The acrimony was apparently mutual. Only a month before the murders, in late November 1981, Hunter's father instructed his attorney to delete from his will any inheritance for Michael. Mr. Hunter indicated that the matter was not urgent, however, and could wait until the new year. At the time of the murders in late December, the will had not been changed.

==Prison writings==
Michael Wayne Hunter has won numerous awards for his writing, including many of the essays that are featured on www.prisonwall.org and other places around the Internet.
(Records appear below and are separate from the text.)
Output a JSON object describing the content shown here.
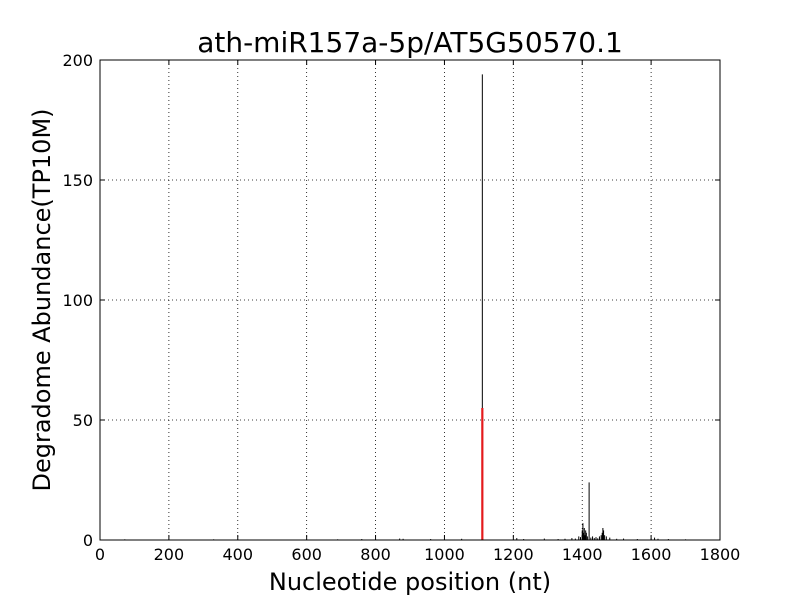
{
  "chart_data": {
    "type": "bar",
    "title": "ath-miR157a-5p/AT5G50570.1",
    "xlabel": "Nucleotide position (nt)",
    "ylabel": "Degradome Abundance(TP10M)",
    "xlim": [
      0,
      1800
    ],
    "ylim": [
      0,
      200
    ],
    "xticks": [
      "0",
      "200",
      "400",
      "600",
      "800",
      "1000",
      "1200",
      "1400",
      "1600",
      "1800"
    ],
    "yticks": [
      "0",
      "50",
      "100",
      "150",
      "200"
    ],
    "grid": true,
    "series": [
      {
        "color": "#000000",
        "x": [
          72,
          160,
          330,
          480,
          690,
          760,
          870,
          880,
          960,
          1050,
          1110,
          1210,
          1230,
          1290,
          1330,
          1350,
          1370,
          1380,
          1390,
          1395,
          1400,
          1402,
          1404,
          1406,
          1408,
          1410,
          1412,
          1415,
          1420,
          1425,
          1430,
          1435,
          1440,
          1445,
          1450,
          1455,
          1458,
          1460,
          1462,
          1465,
          1470,
          1480,
          1500,
          1520,
          1560,
          1600,
          1610,
          1620,
          1650,
          1700
        ],
        "y": [
          0.3,
          0.2,
          0.3,
          0.2,
          0.3,
          0.4,
          0.6,
          0.5,
          0.4,
          0.5,
          194,
          0.8,
          0.4,
          0.6,
          0.4,
          0.5,
          0.8,
          0.6,
          1.5,
          1.2,
          4,
          7,
          3,
          5,
          2,
          4,
          3,
          1.5,
          24,
          1,
          1.5,
          0.8,
          1.2,
          0.7,
          1.5,
          2,
          3,
          5,
          4,
          2,
          1.5,
          1,
          0.5,
          0.6,
          0.4,
          0.7,
          1,
          0.5,
          0.4,
          0.3
        ]
      },
      {
        "color": "#e41a1c",
        "x": [
          1110
        ],
        "y": [
          55
        ]
      }
    ]
  }
}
His work has also appeared in various periodicals and book collections.
- Crime and Punishment: Inside Views (1st Ed.) ISBN 1-891487-16-7. Contributor of an essay entitled "The Sixth Commandment", Chapter 5, Story 39. Book edited by Robert Johnson (American University) and Hans Toch (State University of New York at Albany).
- Undoing time: American prisoners in their own words ISBN 1-55553-458-9. Contributed "Another day". Edited by Jeff Evans.